Mendagri: Polri Harus Aktif Awasi Kampanye Hitam Jelang Pemilu 2024 Menteri Dalam Negeri (Mendagri) Muhammad Tito Karnavian mendorong Kepolisian RI untuk aktif mengawasi kampanye hitam atau black campaign menjelang pemilu dan pilkada serentak 2024. Polri juga perlu tegas menangani berbagai kampanye yang bisa memprovokasi dan memecah belah masyarakat. “Termasuk tidak boleh terjadi black campaign. Kampanye yang tidak benar, tidak sesuai fakta,” kata Mendagri, Jumat (3/11/23).
Ia menekankan, kampanye diperbolehkan sepanjang pesan yang dimuat berdasarkan fakta. Mendagri berharap, partai politik atau peserta pemilu dapat menggunakan cara-cara yang sesuai aturan dan siap menerima kemenangan maupun kekalahan. “Kami juga mendorong Polri agar mampu membaca atau memetakan kerawanan konflik pada pemilu dan pilkada 2024. Polri perlu melakukan langkah-langkah yang tidak hanya bersifat responsif. Tapi, juga proaktif, termasuk dalam menangani kerawanan konflik. Langkah proaktif ini menjadi kunci, termasuk melakukan patroli di dunia maya,” paparnya.

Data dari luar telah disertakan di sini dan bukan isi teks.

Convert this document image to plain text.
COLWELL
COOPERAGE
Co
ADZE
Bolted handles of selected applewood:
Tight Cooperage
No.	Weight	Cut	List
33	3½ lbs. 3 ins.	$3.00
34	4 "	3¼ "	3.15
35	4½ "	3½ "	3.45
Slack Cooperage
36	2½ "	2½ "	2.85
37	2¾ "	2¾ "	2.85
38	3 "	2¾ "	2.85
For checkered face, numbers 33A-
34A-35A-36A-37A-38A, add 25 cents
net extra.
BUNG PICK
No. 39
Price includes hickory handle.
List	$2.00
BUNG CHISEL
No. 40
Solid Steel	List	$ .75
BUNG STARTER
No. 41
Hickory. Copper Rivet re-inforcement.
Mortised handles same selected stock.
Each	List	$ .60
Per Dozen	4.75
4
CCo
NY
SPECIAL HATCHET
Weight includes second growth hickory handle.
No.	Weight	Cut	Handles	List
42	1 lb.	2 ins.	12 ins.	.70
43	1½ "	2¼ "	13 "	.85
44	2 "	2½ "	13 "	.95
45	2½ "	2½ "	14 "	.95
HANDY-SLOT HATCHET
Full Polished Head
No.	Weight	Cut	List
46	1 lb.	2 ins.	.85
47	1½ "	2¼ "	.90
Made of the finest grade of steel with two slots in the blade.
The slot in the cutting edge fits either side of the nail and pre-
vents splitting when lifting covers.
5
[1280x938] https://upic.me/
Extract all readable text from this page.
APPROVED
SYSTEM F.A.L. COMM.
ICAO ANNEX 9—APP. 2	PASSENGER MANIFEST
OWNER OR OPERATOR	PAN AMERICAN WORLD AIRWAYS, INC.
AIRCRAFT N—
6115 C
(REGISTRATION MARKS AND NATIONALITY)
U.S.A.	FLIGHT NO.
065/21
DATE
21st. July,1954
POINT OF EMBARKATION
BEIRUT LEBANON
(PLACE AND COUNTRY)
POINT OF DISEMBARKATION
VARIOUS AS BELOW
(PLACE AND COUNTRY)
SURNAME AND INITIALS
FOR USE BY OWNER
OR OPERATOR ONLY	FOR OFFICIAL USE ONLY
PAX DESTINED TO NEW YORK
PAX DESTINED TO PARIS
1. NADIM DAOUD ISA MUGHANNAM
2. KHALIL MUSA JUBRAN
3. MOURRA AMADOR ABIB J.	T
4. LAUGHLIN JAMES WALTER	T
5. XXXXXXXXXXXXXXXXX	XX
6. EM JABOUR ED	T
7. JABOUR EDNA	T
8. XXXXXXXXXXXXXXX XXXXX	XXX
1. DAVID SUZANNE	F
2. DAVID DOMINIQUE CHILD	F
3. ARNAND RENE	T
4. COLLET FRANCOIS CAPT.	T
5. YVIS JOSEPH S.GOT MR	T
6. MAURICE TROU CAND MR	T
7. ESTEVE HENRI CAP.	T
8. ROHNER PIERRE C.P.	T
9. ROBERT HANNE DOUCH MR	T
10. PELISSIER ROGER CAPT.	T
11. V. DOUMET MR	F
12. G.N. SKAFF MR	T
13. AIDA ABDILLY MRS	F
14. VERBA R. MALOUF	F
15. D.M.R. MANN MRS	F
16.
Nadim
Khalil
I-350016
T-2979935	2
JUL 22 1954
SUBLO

Peran penting Polri dalam mendukung distribusi logistik, termasuk ke daerah-daerah terpencil maupun rawan. Dukungan distribusi ini penting mengingat masa kampanye yang singkat membuat durasi pengadaan logistik menjadi lebih ringkas. Pihaknya berharap besar kepada Polri untuk dapat bisa mengamankan penyelenggaraan pesta yang sangat besar, yakni pesta demokrasi tahun 2024.